An Inaccessible System Slowly Climbs
My dad's in a wheelchair. Which means that if he were ever to visit me in NYC, I'd have to think through ways for us to get around easily. Thinking this through, I knew that MTA data is often publicly available, and I started to envision this situation of ours as a project I could build, through which I could explore GitHub actions and create something between a dashboard and a journalism story. And that's what this page is.
I live in Brooklyn, and in my first exploration of the MTA's accessible stations, I was happy to find that Brooklyn's ADA stations are arguably the most reliable, and come closest to 100% operability on average over the last 7 years.
Yet, there is split opinion on these figures. Proportionally, all boroughs do perform consistently above 90% in the above graph, with an upward trend since around 2020.1 This is promising, sure, but many still complain that the MTA leaves much to be desired for the disabled community.
Where I live in Brooklyn, the nearest ADA-compliant station is a half mile away, and the next two nearest options are each roughly a mile away. It presents an obvious and significant challenge for mobility-limited riders, and despite the upward trend in operability shown up top, many commuters remain left out. And while 90% reliability systemwide can seem good, it does also suggest a one-in-ten chance that someone in a wheelchair won't be able to get to their train.
12-Month Operability Trends
The sparklines next to the map above show the trends in each borough of how often on average (calculated by minutes of operability in a 24-hour-day) the ADA-equipped stations in that borough are functioning, expressed as a percentage. Recent lawsuits against the MTA allege that "over 80% of New York City's subway stations (360 out of 427) are not equipped with any vertical accessibility, other than stairs."2
The 2022 dip in citywide operability (the only real anomaly in an otherwise upward trend) points to something deeper; the MTA's data has built-in blindspots. The equipment documentation itself lists omissions from their availability estimates: elevators out for capital rehabilitation, and "most third-party elevators" are simply excluded from the count. This means the numbers shown may already be inflated on first impression.

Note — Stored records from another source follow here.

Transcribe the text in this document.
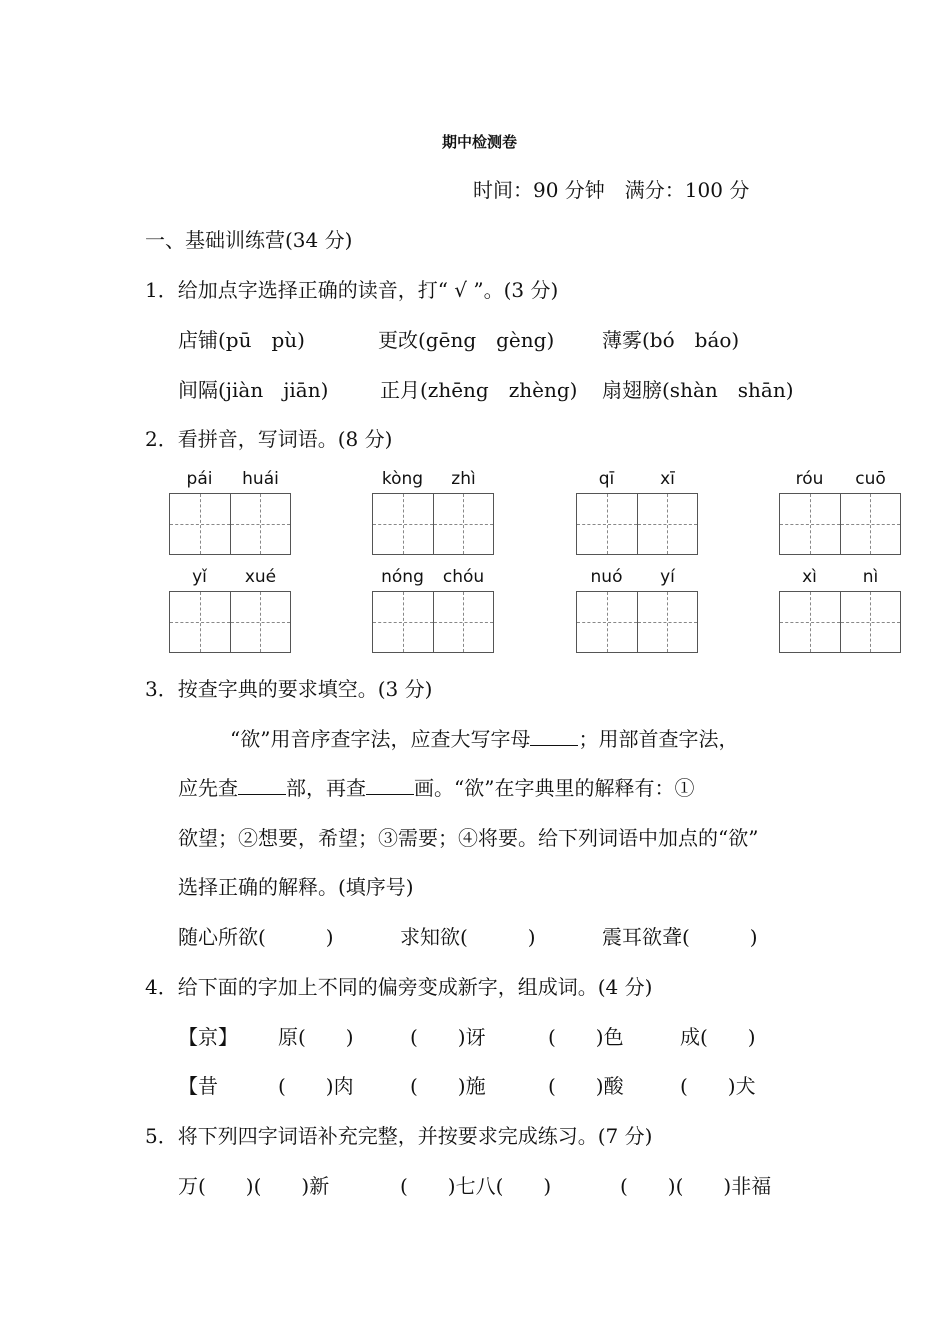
期中检测卷
时间：90 分钟　满分：100 分
一、基础训练营(34 分)
1．给加点字选择正确的读音，打“ √ ”。(3 分)
店铺(pū　pù)	更改(gēng　gèng) 薄雾(bó　báo)
间隔(jiàn　jiān)	正月(zhēng　zhèng) 扇翅膀(shàn　shān)
2．看拼音，写词语。(8 分)
pái	huái	kòng	zhì	qī	xī	róu	cuō
yǐ	xué	nóng	chóu	nuó	yí	xì	nì
3．按查字典的要求填空。(3 分)
“欲”用音序查字法，应查大写字母 ；用部首查字法，
应先查 部，再查 画。“欲”在字典里的解释有：①
欲望；②想要，希望；③需要；④将要。给下列词语中加点的“欲”
选择正确的解释。(填序号)
随心所欲(　　　)	求知欲(　　　)	震耳欲聋(　　　)
4．给下面的字加上不同的偏旁变成新字，组成词。(4 分)
【京】 原(　　)	(　　)讶	(　　)色	成(　　)
【昔	(　　)肉	(　　)施	(　　)酸	(　　)犬
5．将下列四字词语补充完整，并按要求完成练习。(7 分)
万(　　)(　　)新	(　　)七八(　　)	(　　)(　　)非福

Then there's the outage data. Unscheduled failures run nearly double the scheduled ones across most boroughs (except The Bronx, unscheduled equipment outages number only around two thousand more than scheduled outages since 2019). The 2022 dip might not reflect actual deterioration; it might simply reflect a year when the agency reported differently, or when maintenance schedules shifted in ways that changed what got counted as "operability."
To sum up, the upward trend, the borough-by-borough breakdown, the daily operability figures are all encouraging, but still limited. For straphangers like my father, who depend on ADA equipment, there's still plenty of room for improvement.